The U.S. Consumer Product Safety Commission (CPSC) will hold its annual public hearing on the agency’s agenda and priorities (Priorities Hearing) on April 15 in Bethesda, Md. At a minimum, CPSC-regulated companies – particularly those who make or sell products that have been politically sensitive recently – should watch the hearing to get a sense of both the public pressures the agency may be facing and how the CPSC (especially the four sitting commissioners) feel about the issues of the day. Companies may also want to consider participating, either in person or in writing.
What is the Priorities Hearing?
A rarity among federal health and safety agencies, the Priorities Hearing is designed to be primarily a listening session, where commissioners hear interested stakeholders’ views on how the agency should spend its limited resources. Most years, the bulk of the input comes from consumer advocacy organizations, highlighting concerns they have about specific products or the agency’s strategy. However, companies, industry groups, or others on the regulated side of the CPSC are just as entitled to give their input. If schedules will not permit speaking, or if companies have been put off by the chilly receptions some industry speakers have received, submitting written comments can be a great alternative.
Even for an agency as relatively small as the CPSC, changes in priorities rarely happen immediately, so it would be tempting to look at the Priorities Hearing as a mere formality. But the commissioners do engage with and act on comments they receive. For example, for the last few years, the Outdoor Power Equipment Institute (OPEI) and others have pressed for reforms to the help the CPSC’s Fast Track voluntary recall program recover some of its speed. At a recent conference, the CPSC announced that it was revamping the Fast Track reporting process with an eye toward standardizing input and accelerating output.
How Companies Can Gain From the Hearing
Even if a company does not wish to participate, observing the Priorities Hearing can be an invaluable way to gauge the agency’s temperature.

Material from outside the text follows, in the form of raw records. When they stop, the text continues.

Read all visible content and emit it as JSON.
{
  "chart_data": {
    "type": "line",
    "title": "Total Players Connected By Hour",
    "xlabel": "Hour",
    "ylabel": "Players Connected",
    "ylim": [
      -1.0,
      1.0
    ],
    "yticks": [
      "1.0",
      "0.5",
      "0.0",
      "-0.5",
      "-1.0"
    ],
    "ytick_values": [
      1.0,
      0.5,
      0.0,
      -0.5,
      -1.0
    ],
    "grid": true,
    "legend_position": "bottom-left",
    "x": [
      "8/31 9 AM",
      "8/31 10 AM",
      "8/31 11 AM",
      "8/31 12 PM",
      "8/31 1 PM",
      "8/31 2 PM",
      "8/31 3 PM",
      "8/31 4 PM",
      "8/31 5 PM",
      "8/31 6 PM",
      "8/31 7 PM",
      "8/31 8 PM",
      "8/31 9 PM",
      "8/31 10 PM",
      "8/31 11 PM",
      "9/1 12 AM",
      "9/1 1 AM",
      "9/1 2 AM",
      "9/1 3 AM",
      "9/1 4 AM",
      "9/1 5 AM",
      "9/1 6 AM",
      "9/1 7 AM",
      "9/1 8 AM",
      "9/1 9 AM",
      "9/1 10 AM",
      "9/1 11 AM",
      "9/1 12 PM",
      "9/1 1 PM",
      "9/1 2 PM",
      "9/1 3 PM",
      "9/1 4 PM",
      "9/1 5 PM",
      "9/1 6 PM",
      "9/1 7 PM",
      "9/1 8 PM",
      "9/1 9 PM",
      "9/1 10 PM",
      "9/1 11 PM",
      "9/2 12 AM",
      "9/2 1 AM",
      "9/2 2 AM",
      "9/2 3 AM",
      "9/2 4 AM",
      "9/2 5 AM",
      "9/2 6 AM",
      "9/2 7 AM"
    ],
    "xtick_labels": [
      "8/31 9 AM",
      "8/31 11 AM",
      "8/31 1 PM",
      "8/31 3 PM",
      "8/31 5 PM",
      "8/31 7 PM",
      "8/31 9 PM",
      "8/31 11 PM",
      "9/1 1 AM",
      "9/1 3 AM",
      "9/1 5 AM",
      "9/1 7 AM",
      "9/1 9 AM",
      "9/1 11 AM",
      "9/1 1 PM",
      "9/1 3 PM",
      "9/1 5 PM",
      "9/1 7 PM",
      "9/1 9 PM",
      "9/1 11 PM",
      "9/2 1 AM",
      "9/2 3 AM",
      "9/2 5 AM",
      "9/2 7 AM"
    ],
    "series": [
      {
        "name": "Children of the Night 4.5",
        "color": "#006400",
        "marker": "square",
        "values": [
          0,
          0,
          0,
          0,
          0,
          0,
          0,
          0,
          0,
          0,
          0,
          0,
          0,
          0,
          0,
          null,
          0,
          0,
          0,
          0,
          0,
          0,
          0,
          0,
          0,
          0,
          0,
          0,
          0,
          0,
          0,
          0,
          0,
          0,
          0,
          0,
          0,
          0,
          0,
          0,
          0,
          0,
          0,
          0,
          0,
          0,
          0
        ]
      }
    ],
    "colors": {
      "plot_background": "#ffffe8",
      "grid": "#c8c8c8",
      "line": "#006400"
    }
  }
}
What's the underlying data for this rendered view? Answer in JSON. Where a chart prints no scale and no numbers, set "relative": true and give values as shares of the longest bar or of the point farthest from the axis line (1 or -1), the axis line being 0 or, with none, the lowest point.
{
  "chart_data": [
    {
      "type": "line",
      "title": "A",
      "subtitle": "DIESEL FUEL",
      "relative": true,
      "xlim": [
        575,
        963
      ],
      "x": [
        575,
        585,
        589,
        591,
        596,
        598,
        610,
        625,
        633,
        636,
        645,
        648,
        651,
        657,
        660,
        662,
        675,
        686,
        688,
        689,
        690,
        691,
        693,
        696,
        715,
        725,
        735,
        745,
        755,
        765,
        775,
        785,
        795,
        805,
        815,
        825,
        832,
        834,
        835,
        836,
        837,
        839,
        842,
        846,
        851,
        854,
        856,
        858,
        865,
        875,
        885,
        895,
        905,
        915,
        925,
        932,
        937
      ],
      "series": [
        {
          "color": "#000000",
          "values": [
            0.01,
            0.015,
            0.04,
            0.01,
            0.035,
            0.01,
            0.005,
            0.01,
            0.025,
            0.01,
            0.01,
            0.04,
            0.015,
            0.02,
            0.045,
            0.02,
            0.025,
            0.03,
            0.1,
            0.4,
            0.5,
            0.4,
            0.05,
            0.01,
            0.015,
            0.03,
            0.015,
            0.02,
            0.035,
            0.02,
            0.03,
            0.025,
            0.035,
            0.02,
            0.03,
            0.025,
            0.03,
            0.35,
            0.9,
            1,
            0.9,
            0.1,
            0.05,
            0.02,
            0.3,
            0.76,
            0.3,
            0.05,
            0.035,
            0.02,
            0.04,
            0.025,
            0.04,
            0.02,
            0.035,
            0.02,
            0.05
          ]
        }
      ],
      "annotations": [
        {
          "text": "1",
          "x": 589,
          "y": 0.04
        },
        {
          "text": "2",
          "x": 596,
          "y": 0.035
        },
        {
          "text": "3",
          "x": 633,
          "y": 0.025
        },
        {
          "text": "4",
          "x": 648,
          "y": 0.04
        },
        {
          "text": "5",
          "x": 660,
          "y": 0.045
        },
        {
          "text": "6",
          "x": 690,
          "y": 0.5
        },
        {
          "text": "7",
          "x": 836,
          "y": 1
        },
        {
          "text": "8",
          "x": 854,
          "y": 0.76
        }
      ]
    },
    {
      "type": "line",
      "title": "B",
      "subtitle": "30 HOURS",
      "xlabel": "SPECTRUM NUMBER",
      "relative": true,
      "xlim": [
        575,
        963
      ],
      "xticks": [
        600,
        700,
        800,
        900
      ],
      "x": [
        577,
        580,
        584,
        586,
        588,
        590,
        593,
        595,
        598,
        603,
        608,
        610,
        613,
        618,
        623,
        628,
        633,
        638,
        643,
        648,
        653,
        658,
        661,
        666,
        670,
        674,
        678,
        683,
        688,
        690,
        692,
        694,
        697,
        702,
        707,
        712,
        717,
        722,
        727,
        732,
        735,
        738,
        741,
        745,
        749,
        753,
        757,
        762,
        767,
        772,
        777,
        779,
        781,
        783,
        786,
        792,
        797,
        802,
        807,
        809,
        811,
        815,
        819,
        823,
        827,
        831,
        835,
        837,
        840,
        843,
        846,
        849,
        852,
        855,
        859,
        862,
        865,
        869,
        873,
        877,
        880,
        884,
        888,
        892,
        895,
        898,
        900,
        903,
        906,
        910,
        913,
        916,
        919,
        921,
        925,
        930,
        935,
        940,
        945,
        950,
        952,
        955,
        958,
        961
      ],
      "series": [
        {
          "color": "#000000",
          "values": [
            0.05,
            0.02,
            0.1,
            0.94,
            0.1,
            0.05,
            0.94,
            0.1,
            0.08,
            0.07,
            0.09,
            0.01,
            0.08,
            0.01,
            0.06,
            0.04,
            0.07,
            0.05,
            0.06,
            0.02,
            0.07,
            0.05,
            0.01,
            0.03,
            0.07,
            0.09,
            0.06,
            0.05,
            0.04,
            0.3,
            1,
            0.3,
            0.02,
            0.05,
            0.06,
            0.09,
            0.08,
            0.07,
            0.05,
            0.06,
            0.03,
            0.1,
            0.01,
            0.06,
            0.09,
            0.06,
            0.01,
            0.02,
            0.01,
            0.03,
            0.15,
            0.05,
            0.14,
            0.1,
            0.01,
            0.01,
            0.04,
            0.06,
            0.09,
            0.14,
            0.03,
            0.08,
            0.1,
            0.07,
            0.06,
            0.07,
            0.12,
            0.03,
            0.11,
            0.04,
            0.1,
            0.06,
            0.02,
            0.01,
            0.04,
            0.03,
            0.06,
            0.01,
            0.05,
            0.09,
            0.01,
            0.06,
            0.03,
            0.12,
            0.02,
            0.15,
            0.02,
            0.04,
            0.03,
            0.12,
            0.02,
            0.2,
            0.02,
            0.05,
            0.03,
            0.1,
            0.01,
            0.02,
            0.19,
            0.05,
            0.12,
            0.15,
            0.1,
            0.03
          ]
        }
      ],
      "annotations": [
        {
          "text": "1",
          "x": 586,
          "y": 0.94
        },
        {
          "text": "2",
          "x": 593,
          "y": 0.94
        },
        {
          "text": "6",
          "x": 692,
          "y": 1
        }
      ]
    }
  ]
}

First, commissioners often debate with each other through their lines of questioning to speakers, signaling not only each commissioner’s thoughts about a topic but also how much time each believes the agency should spend on it. Second, seeing and hearing commissioners’ real-time reactions to emerging issues or pointed criticism can highlight points or themes of discussion that may be useful if a company or an industry needs to engage with a commissioner.
The Priorities Hearing can also be a vital opportunity to understand what issues are drawing other stakeholders’ attention. Consumer advocacy groups typically make full use of the hearing, and companies or industries whose products feature prominently on those groups’ agendas can expect to see similar narratives in social and traditional media and, frequently, in Congress. For example, consumer advocacy groups have frequently used the Priorities Hearing to criticize the information-accuracy provisions of Section 6(b) of the Consumer Product Safety Act, and earlier this year a bill was introduced that would eliminate one of 6(b)’s core rights.
The Priorities Hearing typically runs several hours long, and spending half of April 15 watching may understandably be too taxing for most corporate schedules. If so, companies should check in with counsel or other key CPSC resources for a distilled version.